Présenter la facture… sans attendre

Oui, il y a eux et nous. Leur guerre et la nôtre.

Nos sites et nos réseaux sociaux, comme bien d’autres, se font l’écho d’une multitude de réactions de colère qui marquent le monde du travail depuis une semaine. Une fourmilière virtuelle ! Les réactions ne sont pas restées confinées, leur vitesse de circulation à elle seule mesure l’intensité du climat. Demandes de télétravail, droits de retrait, congés maladie, débrayages ont largement dépassé les simples réflexes de défense. En se généralisant quasi immédiatement, de La Poste aux sociétés de transports, d’Amazon aux routiers, des chantiers de bâtiment à des usines PSA ou Airbus, les réactions se sont multipliées, et parce qu’elles se sont généralisées, elles ont pris un tour politique. Elles confirment et renforcent la détestation de Macron qui domine dans les couches populaires, qui s’était déjà largement exprimée dans les mouvements sociaux de ces derniers mois et années, chez les Gilets jaunes comme chez tous les travailleurs plus récemment en grève : une détestation que le coronavirus semble en passe d’exciter.

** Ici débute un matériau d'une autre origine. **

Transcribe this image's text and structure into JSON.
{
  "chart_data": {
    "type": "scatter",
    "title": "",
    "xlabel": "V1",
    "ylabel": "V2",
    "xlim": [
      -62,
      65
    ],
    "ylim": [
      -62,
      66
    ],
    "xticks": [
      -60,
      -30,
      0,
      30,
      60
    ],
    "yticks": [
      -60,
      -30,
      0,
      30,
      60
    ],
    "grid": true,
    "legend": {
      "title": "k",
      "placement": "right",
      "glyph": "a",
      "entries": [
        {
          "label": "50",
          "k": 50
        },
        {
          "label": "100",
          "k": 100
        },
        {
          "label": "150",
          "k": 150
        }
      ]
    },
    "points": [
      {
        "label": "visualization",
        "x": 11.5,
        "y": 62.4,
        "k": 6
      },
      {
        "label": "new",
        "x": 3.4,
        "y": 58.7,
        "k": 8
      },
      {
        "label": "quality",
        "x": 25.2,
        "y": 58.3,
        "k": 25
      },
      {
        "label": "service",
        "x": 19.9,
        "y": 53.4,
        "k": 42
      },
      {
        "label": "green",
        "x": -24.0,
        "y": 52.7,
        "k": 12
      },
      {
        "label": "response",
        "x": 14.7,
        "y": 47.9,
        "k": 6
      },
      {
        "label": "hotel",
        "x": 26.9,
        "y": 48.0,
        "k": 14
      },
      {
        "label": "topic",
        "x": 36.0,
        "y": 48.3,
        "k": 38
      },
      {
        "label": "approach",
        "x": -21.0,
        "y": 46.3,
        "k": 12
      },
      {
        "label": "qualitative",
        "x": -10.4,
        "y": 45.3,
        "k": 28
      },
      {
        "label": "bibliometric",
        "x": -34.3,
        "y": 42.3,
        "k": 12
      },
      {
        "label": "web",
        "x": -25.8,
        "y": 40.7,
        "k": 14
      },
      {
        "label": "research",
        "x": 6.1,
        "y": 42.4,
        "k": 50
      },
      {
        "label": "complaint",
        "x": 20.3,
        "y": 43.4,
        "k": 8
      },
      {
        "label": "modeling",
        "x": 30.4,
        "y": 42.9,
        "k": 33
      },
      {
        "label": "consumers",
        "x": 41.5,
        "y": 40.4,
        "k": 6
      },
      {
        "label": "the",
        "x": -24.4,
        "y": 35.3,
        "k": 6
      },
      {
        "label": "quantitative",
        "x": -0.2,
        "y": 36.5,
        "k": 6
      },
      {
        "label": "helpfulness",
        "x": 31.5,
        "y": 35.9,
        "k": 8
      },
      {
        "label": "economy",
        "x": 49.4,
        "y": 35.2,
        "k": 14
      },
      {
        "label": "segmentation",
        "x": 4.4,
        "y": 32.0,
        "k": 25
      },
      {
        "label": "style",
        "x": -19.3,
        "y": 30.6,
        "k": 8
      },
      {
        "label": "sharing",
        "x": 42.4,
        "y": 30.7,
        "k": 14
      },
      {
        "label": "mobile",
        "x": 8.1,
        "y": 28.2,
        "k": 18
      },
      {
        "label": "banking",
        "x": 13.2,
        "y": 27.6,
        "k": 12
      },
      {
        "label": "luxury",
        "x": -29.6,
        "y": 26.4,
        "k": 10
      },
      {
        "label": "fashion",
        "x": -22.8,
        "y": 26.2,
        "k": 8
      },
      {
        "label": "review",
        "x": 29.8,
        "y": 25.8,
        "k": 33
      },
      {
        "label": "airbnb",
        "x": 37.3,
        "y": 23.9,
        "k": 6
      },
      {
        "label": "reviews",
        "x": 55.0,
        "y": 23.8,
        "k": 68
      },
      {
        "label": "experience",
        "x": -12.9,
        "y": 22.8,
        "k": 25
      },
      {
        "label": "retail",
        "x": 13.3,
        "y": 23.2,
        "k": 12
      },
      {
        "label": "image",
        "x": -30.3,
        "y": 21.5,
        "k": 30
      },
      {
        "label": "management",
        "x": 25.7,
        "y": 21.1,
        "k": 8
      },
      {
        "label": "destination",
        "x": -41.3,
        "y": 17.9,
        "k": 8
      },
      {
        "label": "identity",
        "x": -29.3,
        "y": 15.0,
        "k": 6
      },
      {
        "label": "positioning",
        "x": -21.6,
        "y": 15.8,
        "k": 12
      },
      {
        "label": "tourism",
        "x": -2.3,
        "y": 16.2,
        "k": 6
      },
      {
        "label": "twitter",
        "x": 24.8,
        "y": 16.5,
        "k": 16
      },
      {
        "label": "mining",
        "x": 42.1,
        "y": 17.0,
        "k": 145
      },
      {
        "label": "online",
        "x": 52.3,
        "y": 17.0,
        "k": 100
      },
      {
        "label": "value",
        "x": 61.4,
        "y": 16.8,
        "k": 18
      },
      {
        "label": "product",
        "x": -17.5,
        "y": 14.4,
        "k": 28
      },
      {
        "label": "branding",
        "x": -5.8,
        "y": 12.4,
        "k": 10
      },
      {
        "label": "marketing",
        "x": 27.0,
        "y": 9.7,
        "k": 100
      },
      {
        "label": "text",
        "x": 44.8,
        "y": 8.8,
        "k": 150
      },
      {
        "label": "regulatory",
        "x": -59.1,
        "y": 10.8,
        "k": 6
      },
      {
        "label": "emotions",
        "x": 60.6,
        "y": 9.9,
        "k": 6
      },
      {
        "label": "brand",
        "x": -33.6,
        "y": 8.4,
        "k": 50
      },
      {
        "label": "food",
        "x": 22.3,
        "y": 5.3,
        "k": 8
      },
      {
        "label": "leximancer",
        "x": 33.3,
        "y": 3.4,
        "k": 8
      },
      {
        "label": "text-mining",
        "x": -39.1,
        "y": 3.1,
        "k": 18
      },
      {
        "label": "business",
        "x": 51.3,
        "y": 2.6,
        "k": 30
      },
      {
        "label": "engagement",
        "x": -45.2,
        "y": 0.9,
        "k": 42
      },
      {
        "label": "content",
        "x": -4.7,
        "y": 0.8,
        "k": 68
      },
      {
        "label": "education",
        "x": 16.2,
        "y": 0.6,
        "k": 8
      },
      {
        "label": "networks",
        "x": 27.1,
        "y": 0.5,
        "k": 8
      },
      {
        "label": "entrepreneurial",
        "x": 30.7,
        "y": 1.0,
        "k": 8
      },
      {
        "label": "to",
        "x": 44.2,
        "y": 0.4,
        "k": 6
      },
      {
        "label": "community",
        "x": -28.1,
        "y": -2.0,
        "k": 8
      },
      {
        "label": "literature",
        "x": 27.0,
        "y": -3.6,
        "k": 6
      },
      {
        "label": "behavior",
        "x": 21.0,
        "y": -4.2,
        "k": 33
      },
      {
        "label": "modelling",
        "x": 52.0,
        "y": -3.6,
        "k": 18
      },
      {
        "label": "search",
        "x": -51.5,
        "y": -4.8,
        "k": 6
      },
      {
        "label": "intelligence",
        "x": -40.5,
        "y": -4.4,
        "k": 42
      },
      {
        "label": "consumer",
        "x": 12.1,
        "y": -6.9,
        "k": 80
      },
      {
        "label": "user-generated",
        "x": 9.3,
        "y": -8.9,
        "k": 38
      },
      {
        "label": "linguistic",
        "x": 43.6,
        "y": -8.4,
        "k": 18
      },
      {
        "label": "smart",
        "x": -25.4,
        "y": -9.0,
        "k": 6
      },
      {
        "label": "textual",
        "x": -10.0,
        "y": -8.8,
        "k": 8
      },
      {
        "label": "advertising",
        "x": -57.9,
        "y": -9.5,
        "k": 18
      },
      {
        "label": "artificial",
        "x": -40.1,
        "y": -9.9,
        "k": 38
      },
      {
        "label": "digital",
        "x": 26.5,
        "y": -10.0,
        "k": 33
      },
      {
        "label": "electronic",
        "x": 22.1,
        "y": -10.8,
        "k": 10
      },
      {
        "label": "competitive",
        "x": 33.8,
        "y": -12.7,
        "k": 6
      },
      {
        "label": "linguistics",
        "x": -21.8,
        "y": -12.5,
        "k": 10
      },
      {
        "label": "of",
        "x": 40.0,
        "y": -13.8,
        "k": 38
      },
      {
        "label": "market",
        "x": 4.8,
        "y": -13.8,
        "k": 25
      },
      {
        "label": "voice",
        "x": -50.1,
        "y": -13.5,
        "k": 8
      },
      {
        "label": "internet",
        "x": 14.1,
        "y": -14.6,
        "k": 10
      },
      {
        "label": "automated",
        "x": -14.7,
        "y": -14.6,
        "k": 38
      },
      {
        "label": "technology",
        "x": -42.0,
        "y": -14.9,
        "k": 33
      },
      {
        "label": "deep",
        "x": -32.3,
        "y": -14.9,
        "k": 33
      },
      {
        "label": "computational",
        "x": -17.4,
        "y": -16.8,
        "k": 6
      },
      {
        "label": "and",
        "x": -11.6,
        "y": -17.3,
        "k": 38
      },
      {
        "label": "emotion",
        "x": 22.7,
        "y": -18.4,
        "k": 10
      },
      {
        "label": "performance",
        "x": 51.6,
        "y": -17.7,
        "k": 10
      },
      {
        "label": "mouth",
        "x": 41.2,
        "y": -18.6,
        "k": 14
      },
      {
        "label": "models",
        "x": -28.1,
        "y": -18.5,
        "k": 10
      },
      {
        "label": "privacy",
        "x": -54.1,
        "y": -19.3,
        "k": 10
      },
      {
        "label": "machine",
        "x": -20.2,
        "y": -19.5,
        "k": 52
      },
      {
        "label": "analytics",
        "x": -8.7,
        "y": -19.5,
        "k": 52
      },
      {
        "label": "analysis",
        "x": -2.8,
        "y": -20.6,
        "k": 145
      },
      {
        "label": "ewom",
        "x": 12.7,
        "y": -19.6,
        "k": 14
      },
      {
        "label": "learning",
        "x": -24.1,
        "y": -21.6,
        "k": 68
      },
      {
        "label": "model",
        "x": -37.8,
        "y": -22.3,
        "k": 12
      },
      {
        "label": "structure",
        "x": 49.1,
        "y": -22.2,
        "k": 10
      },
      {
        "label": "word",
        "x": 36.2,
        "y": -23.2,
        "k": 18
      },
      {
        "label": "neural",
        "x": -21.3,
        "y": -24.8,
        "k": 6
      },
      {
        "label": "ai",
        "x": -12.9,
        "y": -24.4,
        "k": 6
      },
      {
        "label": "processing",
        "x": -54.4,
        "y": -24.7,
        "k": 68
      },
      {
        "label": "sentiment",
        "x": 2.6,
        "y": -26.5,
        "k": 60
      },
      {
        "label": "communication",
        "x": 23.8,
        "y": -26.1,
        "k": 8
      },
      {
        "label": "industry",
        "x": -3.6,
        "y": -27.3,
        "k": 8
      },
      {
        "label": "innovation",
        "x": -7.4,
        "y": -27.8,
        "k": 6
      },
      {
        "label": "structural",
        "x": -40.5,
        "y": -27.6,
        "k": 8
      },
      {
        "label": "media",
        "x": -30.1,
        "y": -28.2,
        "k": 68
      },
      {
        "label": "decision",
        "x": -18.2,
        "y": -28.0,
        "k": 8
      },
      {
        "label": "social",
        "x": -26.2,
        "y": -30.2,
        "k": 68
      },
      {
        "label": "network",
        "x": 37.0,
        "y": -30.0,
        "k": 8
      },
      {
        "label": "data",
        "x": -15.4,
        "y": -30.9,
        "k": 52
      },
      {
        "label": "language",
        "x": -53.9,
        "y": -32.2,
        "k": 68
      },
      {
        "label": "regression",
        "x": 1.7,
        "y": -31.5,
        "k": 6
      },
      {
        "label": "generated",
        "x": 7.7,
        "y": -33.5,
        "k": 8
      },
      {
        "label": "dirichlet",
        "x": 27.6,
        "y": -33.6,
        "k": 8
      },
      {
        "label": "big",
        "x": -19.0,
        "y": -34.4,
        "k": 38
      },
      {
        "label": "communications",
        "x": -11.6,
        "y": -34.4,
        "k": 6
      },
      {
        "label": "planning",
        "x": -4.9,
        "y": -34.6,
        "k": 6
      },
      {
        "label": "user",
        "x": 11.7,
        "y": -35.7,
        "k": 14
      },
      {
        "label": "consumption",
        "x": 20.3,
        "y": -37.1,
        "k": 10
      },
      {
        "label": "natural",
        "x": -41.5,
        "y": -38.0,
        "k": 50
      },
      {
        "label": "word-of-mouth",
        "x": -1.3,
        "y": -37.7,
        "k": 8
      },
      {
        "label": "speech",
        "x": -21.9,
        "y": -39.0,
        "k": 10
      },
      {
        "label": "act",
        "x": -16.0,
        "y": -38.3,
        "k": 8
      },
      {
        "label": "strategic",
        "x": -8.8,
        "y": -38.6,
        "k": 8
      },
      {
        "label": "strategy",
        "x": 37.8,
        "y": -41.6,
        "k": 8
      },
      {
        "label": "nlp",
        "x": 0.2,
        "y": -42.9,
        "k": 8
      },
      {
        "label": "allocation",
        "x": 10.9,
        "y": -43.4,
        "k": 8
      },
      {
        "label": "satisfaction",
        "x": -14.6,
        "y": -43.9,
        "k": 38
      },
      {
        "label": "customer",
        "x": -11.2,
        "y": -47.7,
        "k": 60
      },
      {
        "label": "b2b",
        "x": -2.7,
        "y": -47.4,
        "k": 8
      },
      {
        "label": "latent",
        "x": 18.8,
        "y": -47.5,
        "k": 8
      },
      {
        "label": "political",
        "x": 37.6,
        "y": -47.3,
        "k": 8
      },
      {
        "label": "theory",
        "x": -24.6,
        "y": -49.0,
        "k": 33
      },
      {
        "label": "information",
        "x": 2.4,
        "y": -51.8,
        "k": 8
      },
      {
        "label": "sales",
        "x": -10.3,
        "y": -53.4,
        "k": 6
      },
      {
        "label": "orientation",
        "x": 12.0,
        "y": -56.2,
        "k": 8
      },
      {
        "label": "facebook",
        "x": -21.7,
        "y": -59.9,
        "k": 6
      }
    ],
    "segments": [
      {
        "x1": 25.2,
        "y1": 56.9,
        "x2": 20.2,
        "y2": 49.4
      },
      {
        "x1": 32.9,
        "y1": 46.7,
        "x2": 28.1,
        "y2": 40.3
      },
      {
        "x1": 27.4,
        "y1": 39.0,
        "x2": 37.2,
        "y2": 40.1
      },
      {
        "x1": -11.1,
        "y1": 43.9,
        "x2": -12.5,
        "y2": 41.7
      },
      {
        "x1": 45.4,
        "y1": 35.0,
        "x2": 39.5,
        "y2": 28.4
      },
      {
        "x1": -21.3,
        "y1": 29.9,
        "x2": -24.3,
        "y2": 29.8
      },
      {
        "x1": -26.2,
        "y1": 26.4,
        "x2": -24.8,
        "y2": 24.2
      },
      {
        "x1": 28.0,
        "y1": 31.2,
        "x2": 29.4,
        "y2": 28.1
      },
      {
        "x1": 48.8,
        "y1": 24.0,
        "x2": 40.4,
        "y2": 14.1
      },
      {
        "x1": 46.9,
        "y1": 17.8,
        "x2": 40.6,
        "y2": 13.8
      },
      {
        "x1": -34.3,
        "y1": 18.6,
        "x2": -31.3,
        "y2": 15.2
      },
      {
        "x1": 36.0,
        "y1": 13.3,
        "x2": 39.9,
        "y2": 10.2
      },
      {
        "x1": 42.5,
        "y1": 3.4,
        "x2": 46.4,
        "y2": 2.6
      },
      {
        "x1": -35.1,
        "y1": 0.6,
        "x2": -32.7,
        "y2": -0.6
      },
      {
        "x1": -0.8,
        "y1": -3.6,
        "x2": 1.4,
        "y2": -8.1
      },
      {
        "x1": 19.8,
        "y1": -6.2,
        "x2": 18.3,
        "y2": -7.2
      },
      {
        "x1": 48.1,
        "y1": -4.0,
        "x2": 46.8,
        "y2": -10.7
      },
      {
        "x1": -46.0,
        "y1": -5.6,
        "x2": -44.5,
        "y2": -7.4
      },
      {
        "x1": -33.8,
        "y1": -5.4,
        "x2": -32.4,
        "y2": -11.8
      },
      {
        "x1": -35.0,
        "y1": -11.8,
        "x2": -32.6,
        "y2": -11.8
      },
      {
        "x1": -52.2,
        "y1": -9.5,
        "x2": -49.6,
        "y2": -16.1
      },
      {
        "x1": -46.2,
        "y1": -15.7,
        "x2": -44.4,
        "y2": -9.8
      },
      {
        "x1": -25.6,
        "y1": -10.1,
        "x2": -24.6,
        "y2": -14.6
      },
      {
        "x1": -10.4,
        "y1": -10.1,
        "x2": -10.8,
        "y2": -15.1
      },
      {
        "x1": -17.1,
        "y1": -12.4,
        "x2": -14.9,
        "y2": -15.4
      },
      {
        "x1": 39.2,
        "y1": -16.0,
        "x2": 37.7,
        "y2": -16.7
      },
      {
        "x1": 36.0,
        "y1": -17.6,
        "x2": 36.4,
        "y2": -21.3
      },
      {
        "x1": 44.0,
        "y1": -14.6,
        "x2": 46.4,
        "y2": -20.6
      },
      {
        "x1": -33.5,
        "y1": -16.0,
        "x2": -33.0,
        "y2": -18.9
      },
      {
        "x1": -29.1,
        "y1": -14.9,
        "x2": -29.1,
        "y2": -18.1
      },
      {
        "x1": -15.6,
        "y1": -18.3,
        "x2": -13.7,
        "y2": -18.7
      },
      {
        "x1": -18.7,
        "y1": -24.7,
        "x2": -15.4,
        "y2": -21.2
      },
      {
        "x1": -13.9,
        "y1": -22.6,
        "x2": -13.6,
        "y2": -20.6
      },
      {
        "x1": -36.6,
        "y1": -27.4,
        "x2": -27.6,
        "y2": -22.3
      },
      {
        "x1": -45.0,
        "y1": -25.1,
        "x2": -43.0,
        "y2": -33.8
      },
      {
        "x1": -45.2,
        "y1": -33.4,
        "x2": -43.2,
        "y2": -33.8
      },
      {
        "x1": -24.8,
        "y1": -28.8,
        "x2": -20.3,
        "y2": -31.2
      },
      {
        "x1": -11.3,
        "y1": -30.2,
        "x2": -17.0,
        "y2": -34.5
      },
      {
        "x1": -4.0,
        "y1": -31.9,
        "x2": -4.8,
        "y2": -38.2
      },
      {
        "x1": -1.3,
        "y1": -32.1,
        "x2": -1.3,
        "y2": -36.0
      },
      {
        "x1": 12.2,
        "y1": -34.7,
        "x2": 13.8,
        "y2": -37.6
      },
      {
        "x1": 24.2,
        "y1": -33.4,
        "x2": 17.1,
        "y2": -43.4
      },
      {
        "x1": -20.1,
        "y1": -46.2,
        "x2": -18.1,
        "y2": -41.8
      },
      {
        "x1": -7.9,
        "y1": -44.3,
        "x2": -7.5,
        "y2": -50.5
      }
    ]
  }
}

Un neurochirurgien du CHU de Besançon – cité par Le Monde des 21 et 22 mars -, affirmait que « La crise va être profonde, et la confiance va se briser entre la population et le gouvernement. La population s’en souviendra. » Un infirmier de Lens, cité dans le même article, était plus explicite : « Pour l’instant, on se tait, on fait les bons petits soldats, on va au charbon. Mais on présentera la facture à la fin. » Il semblerait que la facture n’attend pas la fin pour être établie, à défaut encore d’être présentée. Des armes pour des réactions plus amples dès que les conditions de mobilisation seront plus favorables, se fourbissent dès maintenant. Mais plus profondément, cette situation qui est imposée à toutes et tous et pue la ségrégation de classe, fait fleurir une multitude d’idées sur la société telle qu’elle est et telle qu’elle devrait et pourrait être ; sur la façon dont, avec l’aide des moyens scientifiques et techniques disponibles, ceux qui produisent les richesses pourraient contrôler eux-mêmes la production, la vie de la planète, tellement mieux que ce capitalisme qu’un virus invisible semble aujourd’hui mettre sur le flan !

Le confinement imposé aux uns, le non-confinement imposé aux autres, tout insupportables qu’ils soient, donnent des idées.